Secondo quanto riferito, la vicenda è stata resa nota martedì 4 agosto 2026. All’origine del confronto c’era una spiegazione di natura burocratica. Il paziente aveva chiesto un medicinale e il sanitario gli aveva comunicato che, in base alle recenti disposizioni normative, il prodotto doveva essere pagato.
La lite davanti agli altri pazienti
L’uomo si è presentato nell’ambulatorio e, davanti alle persone che attendevano in sala d’aspetto, ha iniziato a insultare il medico. La discussione è poi degenerata in un’aggressione fisica: oltre agli schiaffi, al dottor Porzio sono stati rotti gli occhiali. Il professionista, che si muoveva con l’ausilio delle stampelle per i postumi di un recente intervento chirurgico, non avrebbe avuto la possibilità di reagire o di proteggersi.
A interrompere l’aggressione sono stati alcuni pazienti presenti nello studio. Hanno aiutato il medico a sedersi e hanno chiamato il 112, chiedendo l’intervento dei soccorsi sanitari.
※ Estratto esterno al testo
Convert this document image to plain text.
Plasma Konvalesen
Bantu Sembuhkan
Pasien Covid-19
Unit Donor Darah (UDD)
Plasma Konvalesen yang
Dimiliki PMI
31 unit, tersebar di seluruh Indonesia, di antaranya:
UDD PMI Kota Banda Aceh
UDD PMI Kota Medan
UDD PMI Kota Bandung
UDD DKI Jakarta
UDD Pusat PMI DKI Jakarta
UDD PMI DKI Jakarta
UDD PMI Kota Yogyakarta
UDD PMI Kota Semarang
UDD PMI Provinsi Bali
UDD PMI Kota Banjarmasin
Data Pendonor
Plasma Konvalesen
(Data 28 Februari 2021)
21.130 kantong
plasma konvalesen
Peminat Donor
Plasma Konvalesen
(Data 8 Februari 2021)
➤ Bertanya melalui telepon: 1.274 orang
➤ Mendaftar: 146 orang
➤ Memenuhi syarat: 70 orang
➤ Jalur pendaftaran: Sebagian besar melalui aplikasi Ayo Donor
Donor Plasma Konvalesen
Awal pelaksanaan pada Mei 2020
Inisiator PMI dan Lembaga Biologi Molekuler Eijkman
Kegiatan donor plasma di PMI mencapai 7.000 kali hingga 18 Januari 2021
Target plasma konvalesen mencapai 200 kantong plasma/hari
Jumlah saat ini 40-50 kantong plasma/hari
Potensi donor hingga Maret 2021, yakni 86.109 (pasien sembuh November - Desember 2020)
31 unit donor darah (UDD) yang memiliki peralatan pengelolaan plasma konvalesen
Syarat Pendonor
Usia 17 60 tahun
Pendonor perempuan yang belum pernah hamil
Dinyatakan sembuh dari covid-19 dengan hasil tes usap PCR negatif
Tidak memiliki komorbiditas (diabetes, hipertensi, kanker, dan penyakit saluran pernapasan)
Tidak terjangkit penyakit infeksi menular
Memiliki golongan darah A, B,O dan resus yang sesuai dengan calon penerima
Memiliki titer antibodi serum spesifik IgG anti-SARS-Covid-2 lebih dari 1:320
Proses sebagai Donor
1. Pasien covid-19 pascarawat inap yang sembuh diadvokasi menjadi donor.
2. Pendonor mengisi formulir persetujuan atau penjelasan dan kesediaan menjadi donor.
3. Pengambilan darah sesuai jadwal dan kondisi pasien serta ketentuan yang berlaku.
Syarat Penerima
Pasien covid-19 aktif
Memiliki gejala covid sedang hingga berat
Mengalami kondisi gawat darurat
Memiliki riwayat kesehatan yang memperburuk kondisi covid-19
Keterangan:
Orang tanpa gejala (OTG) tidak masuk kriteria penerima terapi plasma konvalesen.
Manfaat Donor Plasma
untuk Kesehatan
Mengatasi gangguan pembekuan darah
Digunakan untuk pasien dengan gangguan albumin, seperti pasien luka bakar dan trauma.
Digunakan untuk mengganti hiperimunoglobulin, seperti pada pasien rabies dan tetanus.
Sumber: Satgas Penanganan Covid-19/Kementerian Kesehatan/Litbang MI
Porzio è stato accompagnato al pronto soccorso, dove gli sono state riscontrate lesioni giudicate guaribili in pochi giorni.
La denuncia ai carabinieri
Dopo essere stato dimesso dall’ospedale, il sanitario si è recato alla caserma dei carabinieri di Trecate e ha presentato una denuncia formale nei confronti dell’aggressore. Sul caso, nel testo diffuso, non vengono riportati ulteriori provvedimenti a carico dell’assistito.
L’episodio ha riacceso il tema della sicurezza negli studi dei medici di base nel Novarese. Federico D’Andrea, presidente dell’Ordine dei medici chirurghi e odontoiatri della provincia di Novara, ha commentato: «Questa volta si è passato il segno: un medico di medicina generale ha dovuto far ricorso alle cure del pronto soccorso dopo essere stato malmenato da un paziente».
D’Andrea ha inoltre ricordato che il problema delle intimidazioni e delle aggressioni ai sanitari non sarebbe isolato. Alla fine del 2018, l’Ordine aveva sottoposto ai colleghi un questionario sul tema: il 36% dei partecipanti aveva dichiarato di essere stato oggetto di minacce o aggressioni. «Sono passati otto anni e la situazione è, se possibile, ancora peggiorata», ha aggiunto il presidente, chiedendo l’individuazione di soluzioni adeguate da parte degli enti competenti.